Different people, diverse life stories and pretty the same answers:
1. I wish I’d had the courage to live the life true to myself, not the life others expected of me
2. I wish I hadn’t worked so hard
3. I wish I had the courage to express my feelings
4. I wish I had stayed in touch with my friends
5. I wish I had let myself to be happier
I bet you have heard about that research before. You maybe even read the most common regrets of people during their last days.
And?
Did their words change anything for you personally? Did you learn anything?
I know, I know. We are not it the same position, right? We have our important limitations and of course we have many years of life in front of us.
How do you know?
We take our future for granted. But it is not.

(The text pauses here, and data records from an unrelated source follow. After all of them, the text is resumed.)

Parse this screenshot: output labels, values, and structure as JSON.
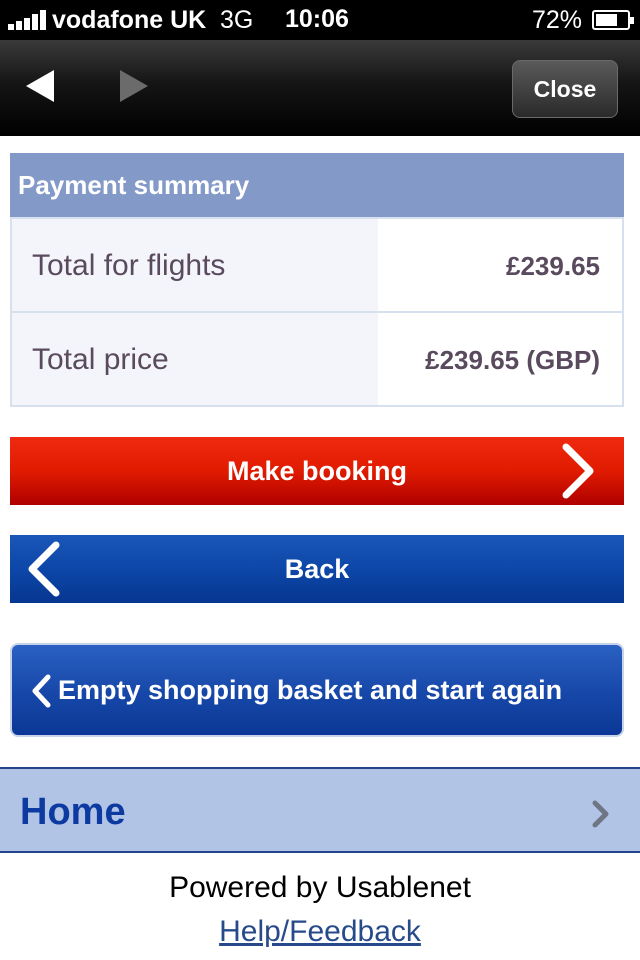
{
  "status_bar": {
    "carrier": "vodafone UK",
    "network": "3G",
    "time": "10:06",
    "battery_percent": "72%",
    "battery_level": 0.72
  },
  "browser": {
    "back_icon": "back-arrow-icon",
    "forward_icon": "forward-arrow-icon",
    "close_label": "Close"
  },
  "payment_summary": {
    "title": "Payment summary",
    "rows": [
      {
        "label": "Total for flights",
        "value": "£239.65"
      },
      {
        "label": "Total price",
        "value": "£239.65 (GBP)"
      }
    ]
  },
  "buttons": {
    "make_booking": "Make booking",
    "back": "Back",
    "empty_basket": "Empty shopping basket and start again"
  },
  "home": {
    "label": "Home"
  },
  "footer": {
    "powered_by": "Powered by Usablenet",
    "help_link": "Help/Feedback"
  },
  "colors": {
    "header_bg": "#8399c8",
    "make_booking_red": "#e01b00",
    "back_blue": "#0d47a8",
    "home_bg": "#b1c4e6",
    "home_text": "#0d3aa0"
  }
}
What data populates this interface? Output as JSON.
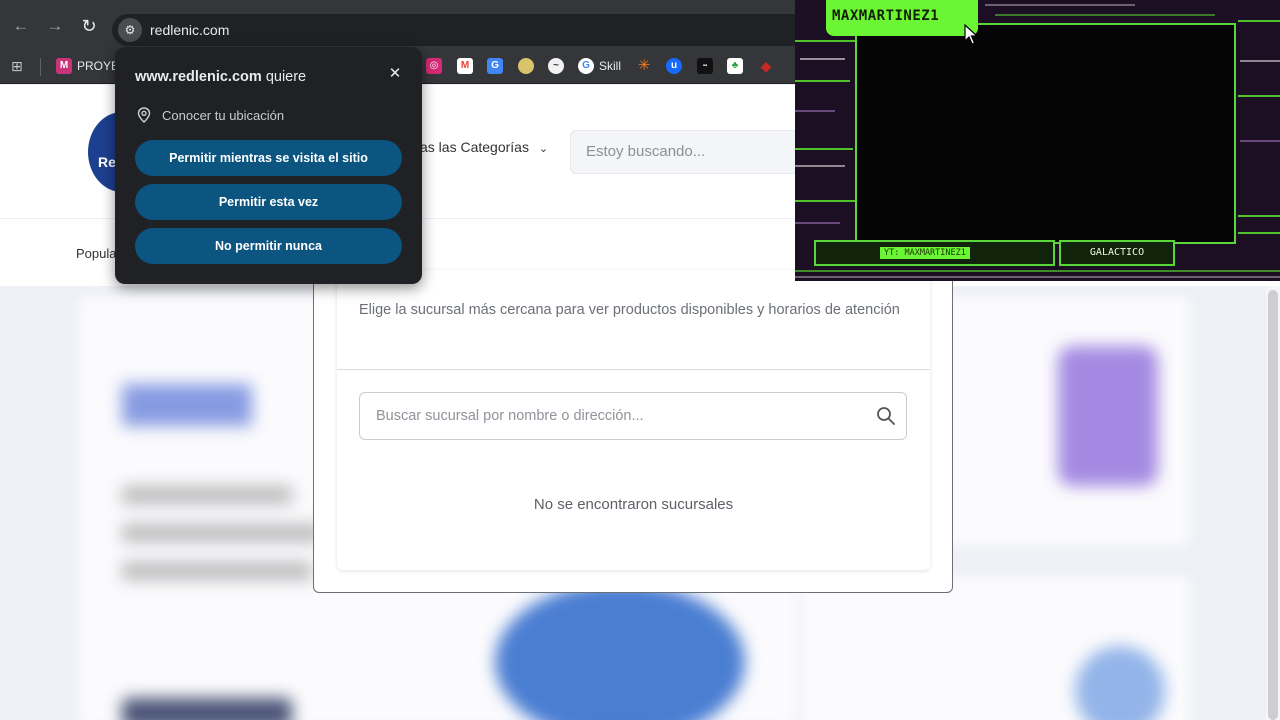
{
  "browser": {
    "url": "redlenic.com",
    "bookmarks": [
      {
        "label": "PROYEC",
        "icon": "m-favicon-icon",
        "color": "#c8337a"
      },
      {
        "label": "",
        "icon": "instagram-icon",
        "color": "#d62976"
      },
      {
        "label": "",
        "icon": "gmail-icon",
        "color": "#ea4335"
      },
      {
        "label": "",
        "icon": "translate-icon",
        "color": "#4285f4"
      },
      {
        "label": "",
        "icon": "bookmark-icon",
        "color": "#d9c36b"
      },
      {
        "label": "",
        "icon": "swirl-icon",
        "color": "#f1f1f1"
      },
      {
        "label": "Skill",
        "icon": "google-icon",
        "color": "#4285f4"
      },
      {
        "label": "",
        "icon": "asterisk-icon",
        "color": "#f47b20"
      },
      {
        "label": "",
        "icon": "u-icon",
        "color": "#1769ff"
      },
      {
        "label": "",
        "icon": "dark-badge-icon",
        "color": "#111111"
      },
      {
        "label": "",
        "icon": "green-leaf-icon",
        "color": "#2e9e3f"
      },
      {
        "label": "",
        "icon": "red-icon",
        "color": "#c62828"
      }
    ]
  },
  "permission_popup": {
    "site": "www.redlenic.com",
    "verb": "quiere",
    "request": "Conocer tu ubicación",
    "buttons": [
      "Permitir mientras se visita el sitio",
      "Permitir esta vez",
      "No permitir nunca"
    ]
  },
  "site": {
    "logo_text": "Re",
    "categories_label": "as las Categorías",
    "search_placeholder": "Estoy buscando...",
    "nav_popular": "Popula"
  },
  "branch_modal": {
    "description": "Elige la sucursal más cercana para ver productos disponibles y horarios de atención",
    "search_placeholder": "Buscar sucursal por nombre o dirección...",
    "empty_message": "No se encontraron sucursales"
  },
  "stream_overlay": {
    "name": "MAXMARTINEZ1",
    "handle": "YT: MAXMARTINEZ1",
    "tag": "GALACTICO",
    "accent_color": "#6cf535"
  }
}
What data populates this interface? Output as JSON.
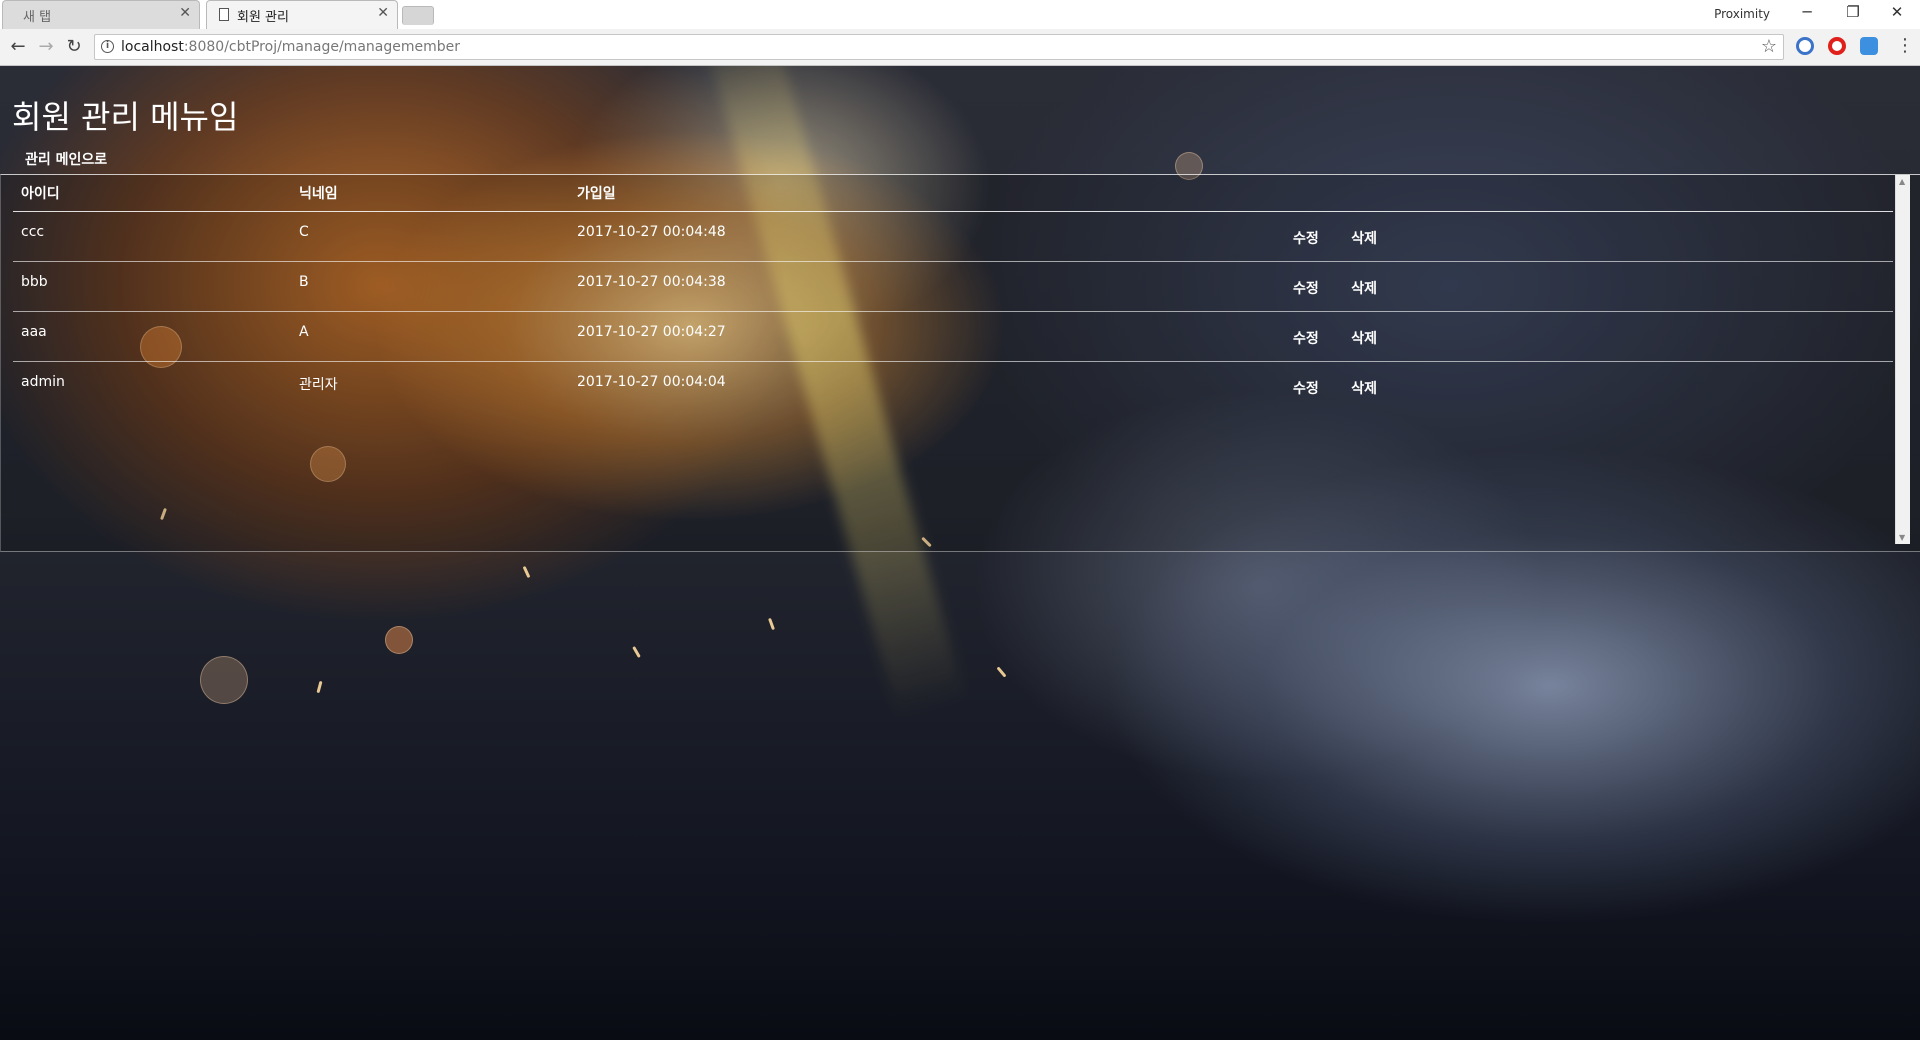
{
  "browser": {
    "tabs": [
      {
        "title": "새 탭",
        "active": false
      },
      {
        "title": "회원 관리",
        "active": true
      }
    ],
    "profile_name": "Proximity",
    "url_host": "localhost",
    "url_rest": ":8080/cbtProj/manage/managemember",
    "icons": {
      "back": "back-arrow-icon",
      "forward": "forward-arrow-icon",
      "reload": "reload-icon",
      "info": "info-icon",
      "bookmark": "star-icon",
      "menu": "menu-dots-icon"
    }
  },
  "page": {
    "title": "회원 관리 메뉴임",
    "back_link": "관리 메인으로"
  },
  "table": {
    "headers": {
      "id": "아이디",
      "nickname": "닉네임",
      "joined": "가입일"
    },
    "rows": [
      {
        "id": "ccc",
        "nickname": "C",
        "joined": "2017-10-27 00:04:48",
        "edit": "수정",
        "delete": "삭제"
      },
      {
        "id": "bbb",
        "nickname": "B",
        "joined": "2017-10-27 00:04:38",
        "edit": "수정",
        "delete": "삭제"
      },
      {
        "id": "aaa",
        "nickname": "A",
        "joined": "2017-10-27 00:04:27",
        "edit": "수정",
        "delete": "삭제"
      },
      {
        "id": "admin",
        "nickname": "관리자",
        "joined": "2017-10-27 00:04:04",
        "edit": "수정",
        "delete": "삭제"
      }
    ]
  }
}
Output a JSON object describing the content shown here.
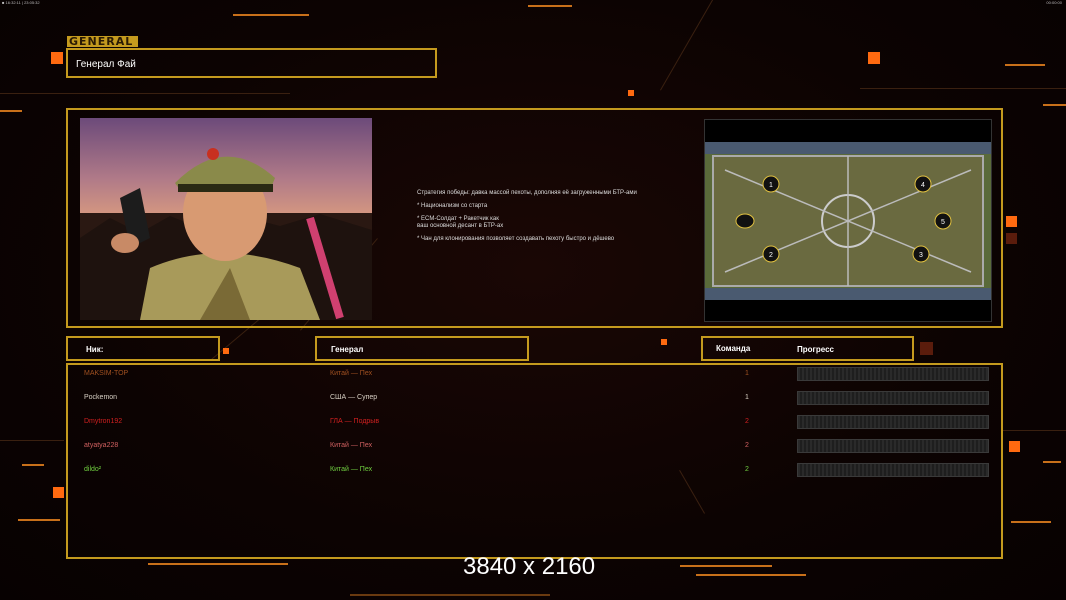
{
  "topbar": {
    "left": "■ 16:32:11 | 23:05:32",
    "right": "00:00:00"
  },
  "header": {
    "tag": "GENERAL",
    "general_name": "Генерал Фай"
  },
  "description": {
    "line1": "Стратегия победы: давка массой пехоты, дополняя её загруженными БТР-ами",
    "line2": "* Национализм со старта",
    "line3": "* ECM-Солдат + Ракетчик как",
    "line3b": "ваш основной десант в БТР-ах",
    "line4": "* Чан для клонирования позволяет создавать пехоту быстро и дёшево"
  },
  "map": {
    "slots": [
      "1",
      "2",
      "3",
      "4",
      "5"
    ]
  },
  "columns": {
    "nick": "Ник:",
    "general": "Генерал",
    "team": "Команда",
    "progress": "Прогресс"
  },
  "players": [
    {
      "nick": "MAKSIM-TOP",
      "general": "Китай — Пех",
      "team": "1",
      "color": "#a05020",
      "progress": 0
    },
    {
      "nick": "Pockemon",
      "general": "США — Супер",
      "team": "1",
      "color": "#d8d0c4",
      "progress": 0
    },
    {
      "nick": "Dmytron192",
      "general": "ГЛА — Подрыв",
      "team": "2",
      "color": "#d02020",
      "progress": 0
    },
    {
      "nick": "atyatya228",
      "general": "Китай — Пех",
      "team": "2",
      "color": "#d06060",
      "progress": 0
    },
    {
      "nick": "dildo²",
      "general": "Китай — Пех",
      "team": "2",
      "color": "#70d040",
      "progress": 0
    }
  ],
  "resolution": "3840 x 2160",
  "colors": {
    "frame": "#c49a1e",
    "accent": "#ff6a10"
  }
}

Behind every decision we make, there is a choice. The choice that we make or do not make. As long as we are healthy, the number of choices is relatively unlimited. The problem is that we never know how much time we have left. And even if we had hundred years, why to waste them on half-living?
We have a fortunate and unusual gift of choice about what we want to do with our life. And we tend to spend most of it looking for excuses. We do not have enough time, money, courage, determination or we think that somebody or something limits us. And time goes on. Tick tack, tick tack. Never stops. Is there any deadline, age or achievement that would be a signal to start truly enjoying our lives? What about now?
What would be the first thing that you did tomorrow if you had no fear at all?
Now, do it! There is no time to waste, it is later than you think.